I recently embarked on a very fun adventure of fixing a broken Leslie speaker and connecting it to a Hammond m100 organ. The parts were corroded and old, a couple of them broken, and the electrical stuff looked a little sketchy. Through the wonder of internet, I found most of the information I needed to fully understand the workings of a Leslie speaker, including a complete schematic of the amp, a separate schematic of my Hammond amp, and several discussions or tutorials illustrating how to connect them. So far my journey had involved no *real* human interaction! Great!

I needed two new bearings, a new tire for the bottom rotor, and (most importantly) a very interesting 6-pin connector/cable for the Leslie amp. Of course, I found all these things immediately on eBay. But they were expensive. Does anyone do this locally, I thought? Maybe I could even find someone to geek out with, fuel my excitement, and (fingers crossed) give me some pointers.

No way. I called three Portland shops that serviced Hammonds, asking first for parts, second for advice, and lastly for service. I was flatly refused on the first two requests at all 3 shops. It wasn't just the refusal that irked me, it was the attitude. Not only would local shops refuse to sell me the parts (without service), they made me feel stupid for asking. When I asked "What would cause a belt to slip?" I received vague answers like, "...could be a lot o things," or "I wouldn't be able to tell without lookin at it..." ...which is complete bullshit. Later, when I finally ordered all my parts and got advice from a campy website I found through a web-forum, I realized how simple my questions were, and how easy my repairs could have been with some good advice.

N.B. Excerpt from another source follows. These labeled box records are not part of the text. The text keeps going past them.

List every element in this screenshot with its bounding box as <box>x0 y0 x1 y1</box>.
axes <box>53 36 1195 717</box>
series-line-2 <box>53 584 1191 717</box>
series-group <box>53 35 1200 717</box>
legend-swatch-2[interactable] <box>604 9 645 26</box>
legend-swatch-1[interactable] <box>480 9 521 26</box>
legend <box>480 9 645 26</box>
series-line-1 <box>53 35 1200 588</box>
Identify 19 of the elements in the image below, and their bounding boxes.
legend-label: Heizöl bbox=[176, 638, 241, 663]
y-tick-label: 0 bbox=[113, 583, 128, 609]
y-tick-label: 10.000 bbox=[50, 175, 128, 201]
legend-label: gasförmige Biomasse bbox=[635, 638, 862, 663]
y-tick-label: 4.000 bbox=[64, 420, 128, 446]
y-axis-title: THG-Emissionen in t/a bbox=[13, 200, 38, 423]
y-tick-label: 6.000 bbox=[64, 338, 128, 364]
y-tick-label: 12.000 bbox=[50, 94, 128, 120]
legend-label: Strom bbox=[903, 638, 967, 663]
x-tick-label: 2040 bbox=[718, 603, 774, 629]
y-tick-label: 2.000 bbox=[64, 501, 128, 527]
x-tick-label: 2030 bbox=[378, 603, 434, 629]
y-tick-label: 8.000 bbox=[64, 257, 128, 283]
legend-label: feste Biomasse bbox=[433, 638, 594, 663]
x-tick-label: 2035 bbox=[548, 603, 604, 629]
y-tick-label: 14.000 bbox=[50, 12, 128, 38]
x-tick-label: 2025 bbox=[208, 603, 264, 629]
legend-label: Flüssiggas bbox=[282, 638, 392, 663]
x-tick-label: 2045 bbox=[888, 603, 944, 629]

At this point it dawned on me how interesting it is: that I can research, order, troubleshoot, and successfully rebuild almost ANYTHING without even talking to a human being (provided I have enough time and willpower). Again, the wonders of this Age of Communication! Hmmm. Well, a different sort of communication. Remember those small-town yarns about the Gas-station Mechanic who tells the traveler how to fix a water-pump, then feeds him dinner, then gives him a self-written pamphlet on do-it-yourself car-repair tips for the road? I rarely experience that. Even with fellow musicians, I am reluctant to tell my secrets. Why?

It's because I'm afraid I'll become obsolete. I have a determined amount of ability, and I refuse to share it. If I do share, you might steal it, and then I'll have to find another unique ability. Remember my experience with the piano-tuning supplies several months ago? Same story. The piano-tuners guild is a PRIME example of an industry taking great pains to keep their knowledge (and gear) secret. The issue isn't as dramatic as the Army's rigid chain of command, where generals, colonels, and the president keep their plans and motives secret by virtue of convolution. This is much more obvious! Here, I have an organ-repairist looking me in the eye, saying "I refuse to give you the information you want."

What is the effect of this on me, the consumer, the artistic participant? I learn quickly that knowledge is value-rated, and highly valued knowledge should also be highly protected. But, in a starkly different illustration, if diamonds weren't highly protected, would they be so highly valued? Perhaps not. Protection, dissemination, determines value. It should not. Practicality should determine value.

If diamonds were not so highly protected and regulated, they would not be so expensive, and they would definitely not be practical. Their value would decrease. But unregulated knowledge on Leslie speakers would never diminish a Leslie's practicality to organists. In fact, it would probably foster interest in Leslie speakers, which would foster interest, which would mean increased business for those involved in the trade.

At least, that's the debate. How do we rate value? How do we value knowledge? How closely are our actions dependent on our knowledge, and—therefore—how do we ensure that our actions retain value? For example, is unregulated and un-copyrighted music just as valuable as copyrighted music? If anyone has made it to the end of this jaunt, I'd be happy to hear your thoughts.